The USG/USAID will provide technical assistance to COPRESIDA to strengthen their existing supply chain. Building on the
lessons learned through the technical assistance provided to the TB program, we expect to structure and systematize the fragile
supply chain management system, overcome stock outs and minimize changes with supply and demand.
USG/USAID and Columbia University through the PROFAMILIA grant and Fundación MIR, will continue to make CD4 testing
available to patients in Region V. Through PROFAMILIA, USG/USAID will continue to make CD4 testing available to the GODR
as needed. It is expected that at least 10,000 CD4 tests will be conducted by PROFAMILIA. In addition USAID, through a grant
agreement with Partners in Health (PIH) for twinning activities, will provide access to laboratory tests for people living near the
border. USG/USAID will continue to work in the geographic focus areas to improve laboratory infrastructure and make emergency
funds available for test supplies.
To expand the availability of HIV testing for high risk populations, in FY09 (with FY07 funds) USG/USAID will acquire two
customized vans that will be used as mobile units for counseling and testing and for transporting the blood samples required for
CD4 tests. With these vans, the MOH and NGOs will be able to access hard to reach populations and areas where people do not
normally have access to VCT services. The mobile units will prioritize work in the USG geographical focus areas.
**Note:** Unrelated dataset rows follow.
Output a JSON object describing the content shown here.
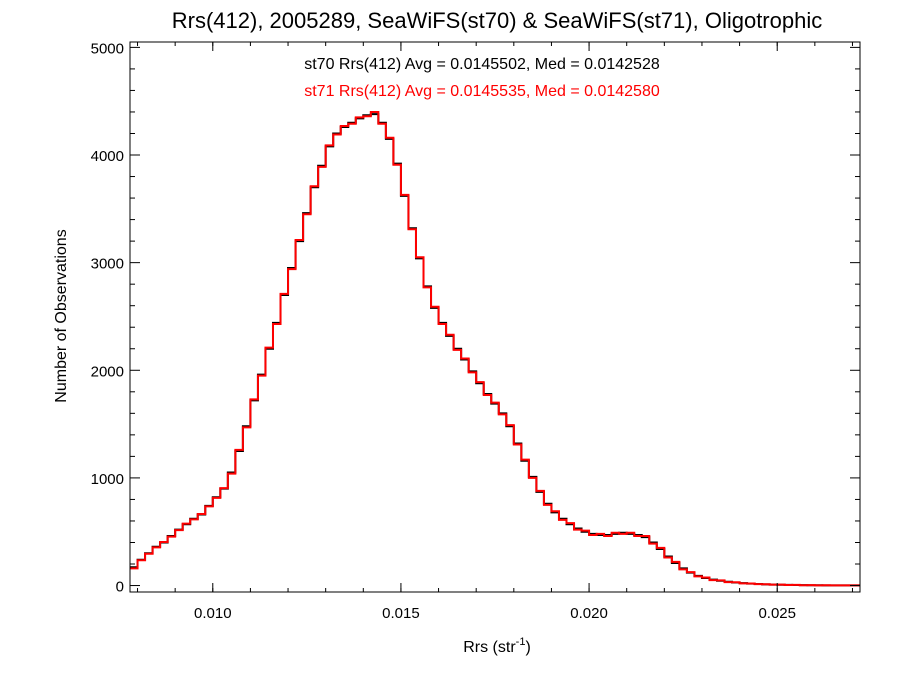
{
  "chart_data": {
    "type": "line",
    "style": "step histogram",
    "title": "Rrs(412), 2005289, SeaWiFS(st70) & SeaWiFS(st71), Oligotrophic",
    "xlabel_main": "Rrs (str",
    "xlabel_sup": "-1",
    "xlabel_end": ")",
    "ylabel": "Number of Observations",
    "xlim": [
      0.0078,
      0.0272
    ],
    "ylim": [
      -60,
      5050
    ],
    "xticks": [
      0.01,
      0.015,
      0.02,
      0.025
    ],
    "xtick_labels": [
      "0.010",
      "0.015",
      "0.020",
      "0.025"
    ],
    "yticks": [
      0,
      1000,
      2000,
      3000,
      4000,
      5000
    ],
    "ytick_labels": [
      "0",
      "1000",
      "2000",
      "3000",
      "4000",
      "5000"
    ],
    "annotations": [
      {
        "text": "st70 Rrs(412) Avg = 0.0145502, Med = 0.0142528",
        "color": "#000000"
      },
      {
        "text": "st71 Rrs(412) Avg = 0.0145535, Med = 0.0142580",
        "color": "#ff0000"
      }
    ],
    "series": [
      {
        "id": "st70",
        "color": "#000000",
        "x": [
          0.0078,
          0.008,
          0.0082,
          0.0084,
          0.0086,
          0.0088,
          0.009,
          0.0092,
          0.0094,
          0.0096,
          0.0098,
          0.01,
          0.0102,
          0.0104,
          0.0106,
          0.0108,
          0.011,
          0.0112,
          0.0114,
          0.0116,
          0.0118,
          0.012,
          0.0122,
          0.0124,
          0.0126,
          0.0128,
          0.013,
          0.0132,
          0.0134,
          0.0136,
          0.0138,
          0.014,
          0.0142,
          0.0144,
          0.0146,
          0.0148,
          0.015,
          0.0152,
          0.0154,
          0.0156,
          0.0158,
          0.016,
          0.0162,
          0.0164,
          0.0166,
          0.0168,
          0.017,
          0.0172,
          0.0174,
          0.0176,
          0.0178,
          0.018,
          0.0182,
          0.0184,
          0.0186,
          0.0188,
          0.019,
          0.0192,
          0.0194,
          0.0196,
          0.0198,
          0.02,
          0.0202,
          0.0204,
          0.0206,
          0.0208,
          0.021,
          0.0212,
          0.0214,
          0.0216,
          0.0218,
          0.022,
          0.0222,
          0.0224,
          0.0226,
          0.0228,
          0.023,
          0.0232,
          0.0234,
          0.0236,
          0.0238,
          0.024,
          0.0242,
          0.0244,
          0.0246,
          0.0248,
          0.025,
          0.0252,
          0.0254,
          0.0256,
          0.0258,
          0.026,
          0.0262,
          0.0264,
          0.0266,
          0.0268,
          0.027
        ],
        "y": [
          170,
          240,
          300,
          360,
          400,
          460,
          520,
          570,
          620,
          660,
          740,
          820,
          900,
          1050,
          1250,
          1480,
          1720,
          1960,
          2200,
          2440,
          2700,
          2950,
          3200,
          3460,
          3700,
          3900,
          4080,
          4200,
          4260,
          4300,
          4340,
          4370,
          4380,
          4300,
          4150,
          3920,
          3620,
          3320,
          3040,
          2780,
          2580,
          2440,
          2320,
          2200,
          2100,
          1990,
          1880,
          1780,
          1690,
          1600,
          1480,
          1320,
          1160,
          1010,
          870,
          760,
          680,
          620,
          570,
          530,
          500,
          480,
          470,
          470,
          480,
          490,
          480,
          470,
          450,
          400,
          340,
          270,
          210,
          160,
          120,
          90,
          70,
          55,
          45,
          35,
          28,
          22,
          18,
          14,
          11,
          9,
          7,
          6,
          5,
          4,
          3,
          3,
          2,
          2,
          1,
          1,
          1
        ]
      },
      {
        "id": "st71",
        "color": "#ff0000",
        "x": [
          0.0078,
          0.008,
          0.0082,
          0.0084,
          0.0086,
          0.0088,
          0.009,
          0.0092,
          0.0094,
          0.0096,
          0.0098,
          0.01,
          0.0102,
          0.0104,
          0.0106,
          0.0108,
          0.011,
          0.0112,
          0.0114,
          0.0116,
          0.0118,
          0.012,
          0.0122,
          0.0124,
          0.0126,
          0.0128,
          0.013,
          0.0132,
          0.0134,
          0.0136,
          0.0138,
          0.014,
          0.0142,
          0.0144,
          0.0146,
          0.0148,
          0.015,
          0.0152,
          0.0154,
          0.0156,
          0.0158,
          0.016,
          0.0162,
          0.0164,
          0.0166,
          0.0168,
          0.017,
          0.0172,
          0.0174,
          0.0176,
          0.0178,
          0.018,
          0.0182,
          0.0184,
          0.0186,
          0.0188,
          0.019,
          0.0192,
          0.0194,
          0.0196,
          0.0198,
          0.02,
          0.0202,
          0.0204,
          0.0206,
          0.0208,
          0.021,
          0.0212,
          0.0214,
          0.0216,
          0.0218,
          0.022,
          0.0222,
          0.0224,
          0.0226,
          0.0228,
          0.023,
          0.0232,
          0.0234,
          0.0236,
          0.0238,
          0.024,
          0.0242,
          0.0244,
          0.0246,
          0.0248,
          0.025,
          0.0252,
          0.0254,
          0.0256,
          0.0258,
          0.026,
          0.0262,
          0.0264,
          0.0266,
          0.0268,
          0.027
        ],
        "y": [
          160,
          235,
          295,
          355,
          405,
          455,
          515,
          575,
          615,
          665,
          735,
          815,
          905,
          1040,
          1260,
          1470,
          1730,
          1950,
          2210,
          2430,
          2710,
          2940,
          3210,
          3450,
          3710,
          3890,
          4090,
          4190,
          4270,
          4290,
          4350,
          4360,
          4400,
          4290,
          4160,
          3910,
          3630,
          3310,
          3050,
          2770,
          2590,
          2430,
          2330,
          2190,
          2110,
          1980,
          1890,
          1770,
          1700,
          1590,
          1490,
          1310,
          1170,
          1000,
          880,
          750,
          690,
          610,
          580,
          520,
          510,
          470,
          480,
          460,
          490,
          480,
          490,
          460,
          460,
          390,
          350,
          260,
          220,
          150,
          125,
          85,
          75,
          50,
          48,
          32,
          30,
          20,
          19,
          13,
          12,
          8,
          8,
          5,
          6,
          3,
          4,
          2,
          3,
          1,
          2,
          1,
          1
        ]
      }
    ]
  }
}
In FY2009, with FY07 and FY08 funds, DOD will strengthen laboratory facilities by providing commodities, equipment and training
to the Dominican Armed Forces (FFAA) to support HIV/AIDS-related activities. Laboratory standards to enhance reporting and
quality assurance/quality control will be supported and aim to create linkages to other national lab referral systems. To expand
CD4 testing within the DR's military network, DOD will provide a CD4 machine to the Armed Forces Central Hospital, using FY08
funds. It is expected that at least 5,000 CD4 tests will be conducted through this mechanism.
As noted above, to build the capacity of the National Laboratory to receive and store blood samples from other facilities, in April
2009 the DOD, in collaboration with the CDC, will build a cold room. This room will provide enough space to accommodate
existing refrigerators and sufficient space for new units. Having a cold room will allow closer monitoring and supervision, reduce
the maintenance and financial burden of existing generators which feed the refrigerators during power outages, and clear much
needed space for other laboratory equipment.
As the health sector reform timeline is defined and the lab services are strengthened, diagnostic services will become more
sustainable. However, as noted, basic health packages under the new Social Security law do not recognize the costs of
specialized diagnostic tests and laboratory services associated with these and do not include specialized tests such as CD4s, viral
load or PCR DNA. In addition, public sector surveillance responsibility is not included in the costs associated with the basic health
packages. USG and its national and international partners will advocate for changing this situation.